Why did Mail.ru, the Russian internet company, choose London for its $912m initial public offering on Friday whereas compatriot Rusal, the aluminium producer, decided to tap the Hong Kong IPO market to raise $2.2bn earlier this year? It can be tough for a company to decide which stock exchange is best for a new listing, but those in Asia, and specifically Hong Kong, are increasingly favoured. So far this year, the region has attracted about $43bn worth of initial public offerings, about one-quarter more than the US and UK combined, according to Dealogic data.
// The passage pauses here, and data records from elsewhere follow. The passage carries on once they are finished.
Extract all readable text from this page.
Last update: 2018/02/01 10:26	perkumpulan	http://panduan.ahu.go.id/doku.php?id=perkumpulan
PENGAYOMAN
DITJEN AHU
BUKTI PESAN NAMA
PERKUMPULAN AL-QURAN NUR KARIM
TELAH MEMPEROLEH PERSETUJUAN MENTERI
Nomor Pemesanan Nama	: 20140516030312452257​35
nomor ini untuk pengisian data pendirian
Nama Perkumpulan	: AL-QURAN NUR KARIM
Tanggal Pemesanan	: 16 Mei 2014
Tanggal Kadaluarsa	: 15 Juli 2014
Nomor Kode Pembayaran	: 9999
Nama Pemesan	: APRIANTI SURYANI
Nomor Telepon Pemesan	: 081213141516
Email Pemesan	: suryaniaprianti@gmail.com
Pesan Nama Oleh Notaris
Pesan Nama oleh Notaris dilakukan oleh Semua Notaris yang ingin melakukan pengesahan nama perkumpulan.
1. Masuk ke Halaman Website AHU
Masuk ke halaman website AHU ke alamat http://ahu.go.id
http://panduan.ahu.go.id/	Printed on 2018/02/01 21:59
Hong Kong certainly benefits from being on China’s doorstep. Apart from the $18bn offering from Hong Kong-based AIA, many big entrants this year have come from the mainland. But with much of the western world still dealing with post-crisis problems, it is no surprise that companies seeking funds have looked for money in the east. Temasek, the Singapore sovereign wealth fund, invests more than three-quarters of its portfolio exclusively in Asia.
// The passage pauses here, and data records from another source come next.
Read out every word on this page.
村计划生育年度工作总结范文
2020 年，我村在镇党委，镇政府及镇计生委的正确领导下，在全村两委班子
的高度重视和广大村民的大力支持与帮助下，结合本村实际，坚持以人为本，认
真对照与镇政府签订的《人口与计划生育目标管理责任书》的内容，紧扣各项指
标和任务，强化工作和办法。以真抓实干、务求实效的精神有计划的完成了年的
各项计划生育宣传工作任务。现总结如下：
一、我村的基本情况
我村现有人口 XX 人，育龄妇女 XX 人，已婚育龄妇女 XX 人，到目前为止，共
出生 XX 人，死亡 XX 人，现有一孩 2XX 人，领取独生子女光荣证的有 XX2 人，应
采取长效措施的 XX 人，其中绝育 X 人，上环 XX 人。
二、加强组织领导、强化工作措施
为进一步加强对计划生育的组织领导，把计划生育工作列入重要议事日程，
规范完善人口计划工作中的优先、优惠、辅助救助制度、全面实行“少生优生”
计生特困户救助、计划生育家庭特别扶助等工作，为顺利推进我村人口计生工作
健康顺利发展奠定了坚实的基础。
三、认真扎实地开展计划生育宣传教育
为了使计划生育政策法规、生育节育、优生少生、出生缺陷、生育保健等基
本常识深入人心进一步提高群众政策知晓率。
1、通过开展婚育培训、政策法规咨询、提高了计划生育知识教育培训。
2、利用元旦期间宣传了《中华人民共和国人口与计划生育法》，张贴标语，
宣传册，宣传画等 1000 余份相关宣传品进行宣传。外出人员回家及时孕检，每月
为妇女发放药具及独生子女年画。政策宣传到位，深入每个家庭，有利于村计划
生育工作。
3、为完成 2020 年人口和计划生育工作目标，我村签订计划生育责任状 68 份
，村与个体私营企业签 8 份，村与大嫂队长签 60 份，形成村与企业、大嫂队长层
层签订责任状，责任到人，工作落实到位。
The traditional financial centres lose more than prestige as their market share declines. In 2007, IPOs generated more than $2bn in revenues for US and UK institutions, assuming fees came to a conservative 2 per cent rate on gross proceeds. And that is before considering ancillary work for lawyers, accountants, fund managers and even printers. So far this year, the US-UK proceeds are down by almost three-quarters compared with 2007, while the value of IPOs in Hong Kong rose by one-quarter.